Anayasa Mahkemesi (AYM), 2014 ve 2015 yılında 1 Mayıs kutlamalarının Taksim Meydanı’nda yapılmasının engellenmesine dair kararlarında, “toplantı ve gösteri yürüyüşü” düzenleme hakkının ihlal edildiğine hükmetti. Gerekçeli kararda, Taksim Meydanı'nın İstanbul'da belirlenen toplantı ve gösteri yürüyüşü alanları içerisinde yer almamasının yeterli bir gerekçe olmadığına işaret edildi.

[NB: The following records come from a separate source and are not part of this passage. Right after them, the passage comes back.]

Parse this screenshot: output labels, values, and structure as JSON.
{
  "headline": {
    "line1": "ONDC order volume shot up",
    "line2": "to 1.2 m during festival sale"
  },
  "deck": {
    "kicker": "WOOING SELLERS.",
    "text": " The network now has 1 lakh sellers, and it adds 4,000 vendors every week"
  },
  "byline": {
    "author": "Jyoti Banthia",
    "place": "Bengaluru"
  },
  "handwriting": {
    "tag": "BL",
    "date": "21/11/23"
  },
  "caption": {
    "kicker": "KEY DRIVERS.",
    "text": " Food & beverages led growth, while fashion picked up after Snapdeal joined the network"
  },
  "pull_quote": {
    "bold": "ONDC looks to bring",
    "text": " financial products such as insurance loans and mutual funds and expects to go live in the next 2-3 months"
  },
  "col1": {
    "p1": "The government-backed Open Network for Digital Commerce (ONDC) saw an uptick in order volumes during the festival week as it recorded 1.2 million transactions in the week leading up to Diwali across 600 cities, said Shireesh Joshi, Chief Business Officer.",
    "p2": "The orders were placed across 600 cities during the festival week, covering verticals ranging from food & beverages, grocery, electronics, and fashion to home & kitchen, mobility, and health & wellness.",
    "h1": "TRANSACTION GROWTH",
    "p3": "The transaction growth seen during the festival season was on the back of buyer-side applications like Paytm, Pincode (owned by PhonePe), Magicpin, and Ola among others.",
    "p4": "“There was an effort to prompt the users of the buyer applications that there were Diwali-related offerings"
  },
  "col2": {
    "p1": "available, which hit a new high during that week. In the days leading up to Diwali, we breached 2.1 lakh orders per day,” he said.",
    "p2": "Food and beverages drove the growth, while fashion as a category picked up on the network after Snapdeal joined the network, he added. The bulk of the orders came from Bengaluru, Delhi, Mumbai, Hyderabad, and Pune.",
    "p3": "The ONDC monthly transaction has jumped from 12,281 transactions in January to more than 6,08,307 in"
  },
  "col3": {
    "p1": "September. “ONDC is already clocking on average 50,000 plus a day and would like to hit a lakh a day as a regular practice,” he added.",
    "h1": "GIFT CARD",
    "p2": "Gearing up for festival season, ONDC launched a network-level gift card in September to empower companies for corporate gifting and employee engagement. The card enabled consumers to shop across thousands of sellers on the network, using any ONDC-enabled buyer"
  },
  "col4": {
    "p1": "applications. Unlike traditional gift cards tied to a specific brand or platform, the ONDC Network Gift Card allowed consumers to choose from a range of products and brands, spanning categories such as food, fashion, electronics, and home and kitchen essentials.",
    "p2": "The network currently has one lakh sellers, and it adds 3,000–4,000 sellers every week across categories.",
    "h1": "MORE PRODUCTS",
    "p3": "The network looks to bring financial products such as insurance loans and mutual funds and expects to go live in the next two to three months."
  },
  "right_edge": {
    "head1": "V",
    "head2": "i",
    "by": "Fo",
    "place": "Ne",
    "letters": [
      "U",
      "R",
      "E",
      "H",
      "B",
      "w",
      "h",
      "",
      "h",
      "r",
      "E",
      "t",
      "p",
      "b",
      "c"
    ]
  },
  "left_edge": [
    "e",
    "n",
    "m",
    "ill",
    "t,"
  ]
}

“Anayasal hak bakımından kabul edilemez”
Kararda "Hedeflenen amaçlara ulaşılabilmesi için mekanın önemi gözetildiğinde mekan seçme serbestisinin kategorik olarak yasaklanması anayasal hak bakımından kabul edilemez" denildi. 1 Mayıs 1977'de meydanda düzenlenen mitinge yönelik katliamın hatırlatıldığı ve bundan sonra meydanın1 Mayıs kutlamaları için sembolik bir değer kazandığı anlatılan kararda, "Meydana gelen olaylar toplumsal hafızaya kazınmış, uzun yıllar devam eden soruşturmalardan ve yargılamalardan hiç kimse ceza almamıştır. Sendikalar ile devlet yetkililerinin karşılıklı suçlamaları bugüne kadar canlılığını korumuştur" ifadeleri kullanıldı.

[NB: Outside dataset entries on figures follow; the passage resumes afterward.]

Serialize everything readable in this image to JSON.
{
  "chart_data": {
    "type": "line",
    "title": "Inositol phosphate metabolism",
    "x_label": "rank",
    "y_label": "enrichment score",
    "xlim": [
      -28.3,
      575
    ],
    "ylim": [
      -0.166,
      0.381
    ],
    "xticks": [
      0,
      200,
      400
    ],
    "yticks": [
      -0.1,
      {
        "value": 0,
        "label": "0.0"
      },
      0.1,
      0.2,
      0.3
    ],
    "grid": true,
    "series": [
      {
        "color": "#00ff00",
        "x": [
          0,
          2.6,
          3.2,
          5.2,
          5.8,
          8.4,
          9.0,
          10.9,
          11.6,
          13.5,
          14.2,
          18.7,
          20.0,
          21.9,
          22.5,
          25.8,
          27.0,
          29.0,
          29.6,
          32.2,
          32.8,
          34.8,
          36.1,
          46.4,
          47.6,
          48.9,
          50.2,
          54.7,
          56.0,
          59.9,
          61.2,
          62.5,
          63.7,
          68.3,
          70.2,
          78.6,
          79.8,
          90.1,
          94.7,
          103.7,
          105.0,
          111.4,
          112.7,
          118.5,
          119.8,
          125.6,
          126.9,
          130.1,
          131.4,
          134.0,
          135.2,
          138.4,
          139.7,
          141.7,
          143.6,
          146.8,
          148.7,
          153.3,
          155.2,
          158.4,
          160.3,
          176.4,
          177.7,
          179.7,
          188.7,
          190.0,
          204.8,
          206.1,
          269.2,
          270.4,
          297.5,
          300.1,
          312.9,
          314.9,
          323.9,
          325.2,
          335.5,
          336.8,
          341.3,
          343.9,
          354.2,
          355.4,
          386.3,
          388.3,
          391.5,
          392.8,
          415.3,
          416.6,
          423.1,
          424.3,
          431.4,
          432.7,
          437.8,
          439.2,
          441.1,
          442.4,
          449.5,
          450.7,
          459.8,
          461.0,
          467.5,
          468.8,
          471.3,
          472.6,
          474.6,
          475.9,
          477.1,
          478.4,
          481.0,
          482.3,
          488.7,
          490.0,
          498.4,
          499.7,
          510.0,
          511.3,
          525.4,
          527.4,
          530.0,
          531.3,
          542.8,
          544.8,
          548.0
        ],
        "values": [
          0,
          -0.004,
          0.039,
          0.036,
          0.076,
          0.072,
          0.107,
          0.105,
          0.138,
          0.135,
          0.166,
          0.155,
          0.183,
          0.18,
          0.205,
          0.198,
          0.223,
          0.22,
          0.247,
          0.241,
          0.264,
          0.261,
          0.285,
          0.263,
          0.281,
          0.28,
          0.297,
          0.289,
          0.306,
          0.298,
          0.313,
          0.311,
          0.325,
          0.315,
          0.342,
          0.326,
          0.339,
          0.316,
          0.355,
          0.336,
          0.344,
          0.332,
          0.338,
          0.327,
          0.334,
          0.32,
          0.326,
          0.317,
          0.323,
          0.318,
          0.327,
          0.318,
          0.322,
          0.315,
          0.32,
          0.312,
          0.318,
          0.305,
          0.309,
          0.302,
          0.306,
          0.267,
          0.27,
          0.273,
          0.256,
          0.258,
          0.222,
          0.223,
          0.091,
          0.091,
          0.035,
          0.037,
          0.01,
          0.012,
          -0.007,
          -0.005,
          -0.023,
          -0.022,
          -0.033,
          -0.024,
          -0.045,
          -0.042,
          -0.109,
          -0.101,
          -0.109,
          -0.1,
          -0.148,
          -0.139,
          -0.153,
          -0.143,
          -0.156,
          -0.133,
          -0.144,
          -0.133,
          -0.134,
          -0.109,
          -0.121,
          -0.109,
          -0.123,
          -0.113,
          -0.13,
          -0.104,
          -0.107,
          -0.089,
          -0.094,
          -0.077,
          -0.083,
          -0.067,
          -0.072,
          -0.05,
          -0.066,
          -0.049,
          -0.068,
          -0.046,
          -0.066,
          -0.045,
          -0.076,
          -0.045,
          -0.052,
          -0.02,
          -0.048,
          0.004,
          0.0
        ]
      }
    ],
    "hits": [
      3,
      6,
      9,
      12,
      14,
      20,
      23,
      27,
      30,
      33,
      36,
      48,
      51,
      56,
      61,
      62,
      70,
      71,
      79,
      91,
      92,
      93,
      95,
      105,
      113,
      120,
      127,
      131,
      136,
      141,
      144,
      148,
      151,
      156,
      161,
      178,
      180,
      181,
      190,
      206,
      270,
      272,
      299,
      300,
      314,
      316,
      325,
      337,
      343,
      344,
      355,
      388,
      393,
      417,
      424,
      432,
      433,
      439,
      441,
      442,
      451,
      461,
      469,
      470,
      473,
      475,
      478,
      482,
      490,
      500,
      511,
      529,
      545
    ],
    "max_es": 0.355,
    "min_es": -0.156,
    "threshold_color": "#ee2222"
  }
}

“Emekçinin ortak hafızası”
Taksim Meydanı'nın yalnızca 1 Mayıs günü orada bulunanların dayanışmasını değil aynı zamanda emekçilerin ortak hafızasının varlığını gösterdiği belirtilen kararda "Bu durumda kendisini o kültürün bir parçası olarak gören her kişinin 1 Mayıs günlerinde Taksim Meydanı'nın ifade ettiği anlamı doğrudan tecrübe etmek ve edindiği tecrübeyi kuşaklar boyunca aktarmak için orada bulunma hakkı vardır" vurgusu yapıldı.
Karar İstanbul Valiliğine gönderildi
AYM kararında, 1 Mayıs'ın Taksim Meydanı ile özdeşleşmesi nedeniyle anılan mekânın sınırlanmasının aktarılmak istenen düşüncenin de sınırlanmasına neden olduğunun altı çizildi. Karar, benzer hak ihlallerinin önlenmesi amacıyla İstanbul Valiliği, İstanbul İl Emniyet Müdürlüğü ve İstanbul Cumhuriyet Başsavcılığı'na gönderildi.